The vacant hospital is a “modern” style building, resembling a typical suburban high school. It contains offices, classrooms, auditoriums, gymnasiums, an indoor swimming pool, kitchen and dining rooms and other facilities, along with sleeping quarters.


Re-use Buildings

Many in Orangetown have suggested that rather than demolish the structure, the town should consider converting it into a new town hall. It contains more than sufficient space to house all town offices in one location, as contrasted to the current situation where offices are scattered among several buildings because Town Hall in Orangeburg is too small to house them.

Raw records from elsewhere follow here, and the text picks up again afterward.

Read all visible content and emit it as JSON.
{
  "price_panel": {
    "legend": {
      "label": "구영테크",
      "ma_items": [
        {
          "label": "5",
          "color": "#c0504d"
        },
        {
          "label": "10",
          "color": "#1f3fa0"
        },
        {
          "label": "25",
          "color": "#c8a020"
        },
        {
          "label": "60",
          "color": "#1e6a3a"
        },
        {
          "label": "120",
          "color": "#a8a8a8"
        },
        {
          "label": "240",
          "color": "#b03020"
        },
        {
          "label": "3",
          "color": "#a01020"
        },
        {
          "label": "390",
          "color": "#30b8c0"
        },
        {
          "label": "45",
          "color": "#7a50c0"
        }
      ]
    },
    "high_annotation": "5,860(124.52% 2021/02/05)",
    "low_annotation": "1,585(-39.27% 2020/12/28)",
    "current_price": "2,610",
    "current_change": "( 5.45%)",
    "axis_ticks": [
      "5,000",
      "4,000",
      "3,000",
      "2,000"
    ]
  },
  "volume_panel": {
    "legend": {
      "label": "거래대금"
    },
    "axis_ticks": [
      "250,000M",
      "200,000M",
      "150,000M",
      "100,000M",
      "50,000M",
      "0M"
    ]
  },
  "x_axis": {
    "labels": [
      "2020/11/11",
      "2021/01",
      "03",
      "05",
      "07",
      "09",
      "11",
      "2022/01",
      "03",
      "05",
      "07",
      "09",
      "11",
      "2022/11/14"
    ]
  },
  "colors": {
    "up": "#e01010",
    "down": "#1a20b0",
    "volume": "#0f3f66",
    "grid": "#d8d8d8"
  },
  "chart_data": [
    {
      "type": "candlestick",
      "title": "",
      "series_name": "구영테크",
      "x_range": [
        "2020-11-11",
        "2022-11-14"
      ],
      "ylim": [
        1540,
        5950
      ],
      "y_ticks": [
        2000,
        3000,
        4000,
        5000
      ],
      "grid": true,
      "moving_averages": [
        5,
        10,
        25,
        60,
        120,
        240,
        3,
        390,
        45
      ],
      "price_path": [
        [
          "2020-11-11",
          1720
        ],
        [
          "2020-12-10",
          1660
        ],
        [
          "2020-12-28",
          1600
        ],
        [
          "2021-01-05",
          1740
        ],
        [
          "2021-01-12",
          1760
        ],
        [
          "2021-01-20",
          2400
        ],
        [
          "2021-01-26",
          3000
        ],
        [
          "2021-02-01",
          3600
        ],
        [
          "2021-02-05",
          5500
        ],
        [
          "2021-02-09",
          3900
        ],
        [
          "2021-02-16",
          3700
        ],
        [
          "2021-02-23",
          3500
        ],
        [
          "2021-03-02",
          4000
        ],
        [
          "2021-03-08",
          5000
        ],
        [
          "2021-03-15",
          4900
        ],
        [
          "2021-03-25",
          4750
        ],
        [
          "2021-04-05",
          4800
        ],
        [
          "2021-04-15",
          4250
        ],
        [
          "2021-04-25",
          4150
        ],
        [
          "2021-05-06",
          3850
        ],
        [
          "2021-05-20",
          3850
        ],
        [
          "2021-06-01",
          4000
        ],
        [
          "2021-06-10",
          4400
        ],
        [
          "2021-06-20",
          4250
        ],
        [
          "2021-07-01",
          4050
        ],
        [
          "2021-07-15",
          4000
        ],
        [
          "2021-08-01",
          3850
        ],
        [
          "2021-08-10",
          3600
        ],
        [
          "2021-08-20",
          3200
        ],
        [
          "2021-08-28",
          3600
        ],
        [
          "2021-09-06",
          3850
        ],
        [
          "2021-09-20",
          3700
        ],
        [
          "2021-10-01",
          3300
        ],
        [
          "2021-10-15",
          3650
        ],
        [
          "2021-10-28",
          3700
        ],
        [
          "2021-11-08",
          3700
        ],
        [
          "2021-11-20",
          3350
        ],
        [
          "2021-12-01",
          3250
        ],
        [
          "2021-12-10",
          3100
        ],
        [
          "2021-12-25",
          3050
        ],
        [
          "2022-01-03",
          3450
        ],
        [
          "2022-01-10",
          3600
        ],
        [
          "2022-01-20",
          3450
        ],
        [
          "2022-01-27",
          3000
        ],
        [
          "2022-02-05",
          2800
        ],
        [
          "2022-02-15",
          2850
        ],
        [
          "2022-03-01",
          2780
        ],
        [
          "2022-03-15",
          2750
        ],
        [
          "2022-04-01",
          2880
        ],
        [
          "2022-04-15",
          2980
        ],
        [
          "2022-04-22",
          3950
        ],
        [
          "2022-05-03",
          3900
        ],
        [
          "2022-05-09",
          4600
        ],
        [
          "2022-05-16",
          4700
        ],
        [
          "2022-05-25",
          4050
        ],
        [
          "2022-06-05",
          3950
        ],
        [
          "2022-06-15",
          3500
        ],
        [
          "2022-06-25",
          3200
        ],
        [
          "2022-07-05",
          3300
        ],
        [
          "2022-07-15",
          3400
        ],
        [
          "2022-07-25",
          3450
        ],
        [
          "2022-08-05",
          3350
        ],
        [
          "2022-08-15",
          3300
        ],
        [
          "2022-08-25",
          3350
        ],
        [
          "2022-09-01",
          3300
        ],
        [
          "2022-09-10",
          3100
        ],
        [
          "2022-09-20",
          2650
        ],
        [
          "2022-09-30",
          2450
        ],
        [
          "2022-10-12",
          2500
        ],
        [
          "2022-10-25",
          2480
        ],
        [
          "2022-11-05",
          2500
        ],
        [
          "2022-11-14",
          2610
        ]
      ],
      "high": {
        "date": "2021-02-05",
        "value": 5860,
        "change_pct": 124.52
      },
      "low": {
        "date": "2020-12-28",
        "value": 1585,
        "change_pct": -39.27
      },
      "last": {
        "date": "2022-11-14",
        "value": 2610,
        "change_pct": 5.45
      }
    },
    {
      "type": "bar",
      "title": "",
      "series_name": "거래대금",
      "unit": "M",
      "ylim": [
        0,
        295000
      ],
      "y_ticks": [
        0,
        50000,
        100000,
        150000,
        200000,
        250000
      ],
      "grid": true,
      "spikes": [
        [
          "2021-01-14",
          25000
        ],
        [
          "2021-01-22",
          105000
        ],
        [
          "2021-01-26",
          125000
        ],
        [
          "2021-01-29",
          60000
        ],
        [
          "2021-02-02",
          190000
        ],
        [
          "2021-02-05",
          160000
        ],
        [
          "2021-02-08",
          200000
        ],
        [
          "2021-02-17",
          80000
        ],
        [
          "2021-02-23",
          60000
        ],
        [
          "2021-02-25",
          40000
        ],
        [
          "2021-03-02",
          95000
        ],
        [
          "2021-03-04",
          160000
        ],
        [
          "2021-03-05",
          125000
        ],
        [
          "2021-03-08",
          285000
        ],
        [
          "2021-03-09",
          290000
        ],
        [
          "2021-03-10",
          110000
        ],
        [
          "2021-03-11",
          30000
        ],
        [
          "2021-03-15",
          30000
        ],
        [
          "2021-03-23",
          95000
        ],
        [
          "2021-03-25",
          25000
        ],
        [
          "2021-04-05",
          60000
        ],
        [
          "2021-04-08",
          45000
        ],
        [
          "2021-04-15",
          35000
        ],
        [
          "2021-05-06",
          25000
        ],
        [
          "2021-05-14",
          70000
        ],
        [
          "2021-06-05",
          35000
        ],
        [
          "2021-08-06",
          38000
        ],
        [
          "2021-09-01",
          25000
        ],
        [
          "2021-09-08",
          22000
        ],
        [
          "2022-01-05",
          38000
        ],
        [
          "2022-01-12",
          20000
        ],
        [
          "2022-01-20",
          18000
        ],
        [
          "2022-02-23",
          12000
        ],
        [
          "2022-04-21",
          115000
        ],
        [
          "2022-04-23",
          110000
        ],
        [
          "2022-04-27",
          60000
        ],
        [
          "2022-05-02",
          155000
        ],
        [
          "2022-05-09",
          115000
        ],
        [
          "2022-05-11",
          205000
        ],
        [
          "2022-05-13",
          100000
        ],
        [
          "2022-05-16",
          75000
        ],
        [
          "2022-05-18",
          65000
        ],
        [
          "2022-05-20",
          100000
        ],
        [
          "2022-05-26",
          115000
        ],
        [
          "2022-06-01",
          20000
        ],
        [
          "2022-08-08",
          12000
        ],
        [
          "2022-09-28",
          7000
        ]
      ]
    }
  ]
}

Other residents have suggested that the brick apartment houses on Staff Court could easily be converted into affordable family housing for volunteers in the town’s fire departments, auxiliary police force and ambulance corps, saving the town the cost of constructing such facilities new.

Town officials concluded the RPC portion of the meeting Tuesday by promising to keep residents appraised of future developments at the former state hospital, the largest undeveloped tract of land left in Orangetown. Taking particular interest was Blauvelt resident Mary Antonucci, who was representing a citizens group called REASON, Residents Association to Support Our Neighborhood.

The group strongly supports the town’s acquisition of the RCPC campus, she said, to help ensure that no other, undesirable, use of the property might be made by outside firms or organizations attempting to buy it directly from the state. REASON is also interested in assisting Orangetown redevelop the site using solar energy, open space and similar environmentally-friendly concepts, Mrs. Antonucci said.


Other Business

In other business at Tuesday evenings meeting the Town Board voted unanimously to:

-Authorize all elected officials and department heads to attend the annual meeting of the NYS Association of Towns convention and training session Feb. 19-22 in Manhattan, at town expense, but with only one night at a hotel.

-Grant bingo permits for 2012 to St. Margaret’s Catholic Church, St. Margaret’s School Auxiliary, St. Margaret’s Church Parish School and Temple Beth Am, all located in Pearl River.

-Approve about $3 million in budget adjustments in the 2012 annual budget, based on several changes in state aid, taxes, staffing and other factors unforeseen when the budget was drafted last fall. Finance Director Charles Richardson said the adjustments were needed prior to the arrival of the town’s auditor in town hall in a couple of weeks, to begin reviewing the town’s financial records.

-Approve renewal of an agreement with the Town of Ramapo to allow the Orangetown Police Department to use the firing range of the Ramapo Police Department in Airmont. Orangetown has no range of its own, for the county’s third largest department of about 87 officers.

-Authorize the receipt and filing of several legal documents in the Town Clerk’s office, including a lease with Verizon for a generator at the Town Hall antenna tower, a signed contract with the New York Sharks aquatics club and a change order for electrical work at the town sewer station by Blauvelt electrician Paul Valentine.

Valentine was elected to the Town Board last November, and took office Jan. 3. He sought to abstain from voting on the change order because of a possible conflict of interest since it involved his company, but ended up voting in favor after Town Attorney Edwards described the action is “ministerial” and “insignificant,” since it wasn’t approving the change order itself, merely authorizing its filing after the fact.

The entire board decided not to approve accepting the minutes of the board’s regular, audit and executive session minutes from Dec. 13, 2011. It was noted that three of the current five members were not on the board last month, and could not vote to approve minutes for meetings they hadn’t attended. With only two members having been present, Troy and Councilman Thomas Diviny, there weren’t sufficient votes to approve the minutes, and instead they were left hanging in limbo, neither being approved nor rejected.

Town Clerk Charlotte Madigan, who took the minutes, expressed a puzzled look after the vote, shrugging her shoulders as if to say “what do I do with them now?”